I haven’t talked about it much here or on social media, but my mother has been suffering from dementia for at least four years now—four noticeable years, anyway, but in retrospect you start to wonder about the state of her mind even earlier, and certain things appear in a different light. This fall, we brought her closer as we moved her into memory care—a 20-minute drive rather than an hour and a half. Which makes it possible to see her much more often.
The place where she lives had a holiday dinner earlier this week and it was nice to share a meal with her.
Having her close is a double-edged sword: we can visit more often, but with work and school and all the related commitments, I still can’t get there as often as I feel like I should. It’s almost worse, because when it’s prohibitively difficult to visit, well, you just can’t visit that often. But now?

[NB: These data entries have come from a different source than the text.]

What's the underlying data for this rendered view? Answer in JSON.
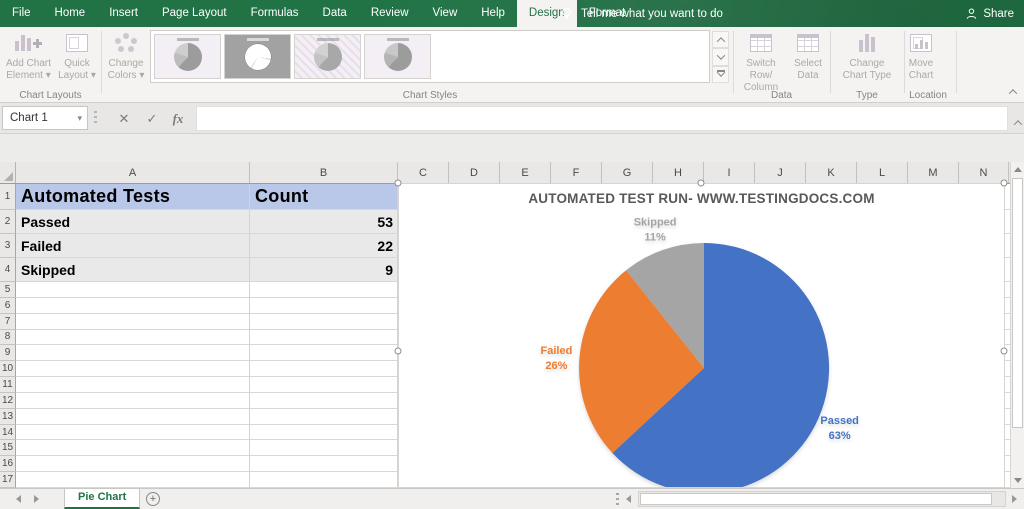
{
  "app": {
    "accent_green": "#217346"
  },
  "menu": {
    "tabs": [
      {
        "label": "File"
      },
      {
        "label": "Home"
      },
      {
        "label": "Insert"
      },
      {
        "label": "Page Layout"
      },
      {
        "label": "Formulas"
      },
      {
        "label": "Data"
      },
      {
        "label": "Review"
      },
      {
        "label": "View"
      },
      {
        "label": "Help"
      },
      {
        "label": "Design",
        "active": true
      },
      {
        "label": "Format"
      }
    ],
    "tell_me": "Tell me what you want to do",
    "share": "Share"
  },
  "ribbon": {
    "add_chart_element": "Add Chart\nElement ▾",
    "quick_layout": "Quick\nLayout ▾",
    "chart_layouts_label": "Chart Layouts",
    "change_colors": "Change\nColors ▾",
    "chart_styles_label": "Chart Styles",
    "switch_row_column": "Switch Row/\nColumn",
    "select_data": "Select\nData",
    "data_label": "Data",
    "change_chart_type": "Change\nChart Type",
    "type_label": "Type",
    "move_chart": "Move\nChart",
    "location_label": "Location"
  },
  "formula_bar": {
    "name_box": "Chart 1",
    "cancel": "✕",
    "enter": "✓",
    "fx": "fx",
    "formula_value": ""
  },
  "sheet": {
    "columns": [
      "A",
      "B",
      "C",
      "D",
      "E",
      "F",
      "G",
      "H",
      "I",
      "J",
      "K",
      "L",
      "M",
      "N"
    ],
    "rows": [
      "1",
      "2",
      "3",
      "4",
      "5",
      "6",
      "7",
      "8",
      "9",
      "10",
      "11",
      "12",
      "13",
      "14",
      "15",
      "16",
      "17"
    ],
    "table": {
      "header": {
        "col_a": "Automated Tests",
        "col_b": "Count",
        "bg": "#b9c7e8"
      },
      "rows": [
        {
          "label": "Passed",
          "value": "53"
        },
        {
          "label": "Failed",
          "value": "22"
        },
        {
          "label": "Skipped",
          "value": "9"
        }
      ],
      "row_bg": "#e9e9e9"
    },
    "tab_name": "Pie Chart"
  },
  "chart_data": {
    "type": "pie",
    "title": "AUTOMATED TEST RUN- WWW.TESTINGDOCS.COM",
    "title_color": "#595959",
    "categories": [
      "Passed",
      "Failed",
      "Skipped"
    ],
    "values": [
      53,
      22,
      9
    ],
    "percent_labels": [
      "63%",
      "26%",
      "11%"
    ],
    "colors": [
      "#4472c4",
      "#ed7d31",
      "#a5a5a5"
    ],
    "start_angle_deg": 0,
    "direction": "clockwise",
    "legend": "none",
    "labels_position": "outside-end"
  }
}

Now that she’s not living in the town where she spent the past half century, I know that no one will come to visit her except me, and I can’t seem to get there often enough.
We traveled to be with my wife’s family over Thanksgiving, which made it a week and a half between visits, and I felt terrible about it. Part of me expected, and dreaded, what Mom would say when I did visit her, what kind of guilt trip it might be. That is, after all, kind of her MO.
But she didn’t seem particularly aware of how long had passed. Which was a relief, but also a painful reminder of how much she has lost already. The Mom I grew up with would have been acutely aware down to the hour of how long it had been and never would have let that slide.
I’ve heard this called “the long goodbye.” And I try to recognize it for the blessing it can be. I know people who have lost parents or spouses suddenly, and that is so devastating. Mom’s death, when it comes, will not be that. I have had years already to come to terms with the loss, because the loss has been happening little by little, day by day. My dad’s death was similar in its own way: not dementia precisely, because his loss of mind and self came from a tumor and damage from surgery, but it was also the kind of long goodbye that meant we were ready, relieved, when his suffering and ours finally ended. The grief we felt—of course there was still grief—was simply the crest of the final wave of many that was crashing against our shore.
And yet. Earlier this fall, Mom went to the hospital with a fall. It turned out she had COVID and pneumonia. Realistically, any of the three things could have killed her. And driving to the hospital, sitting with her, I realized that while I could make peace with it, while she was going, she wasn’t entirely gone, and I’m not ready for goodbye either.
And so, each visit, each event like this week's, are at once difficult reminders of loss and precious moments before the real goodbye.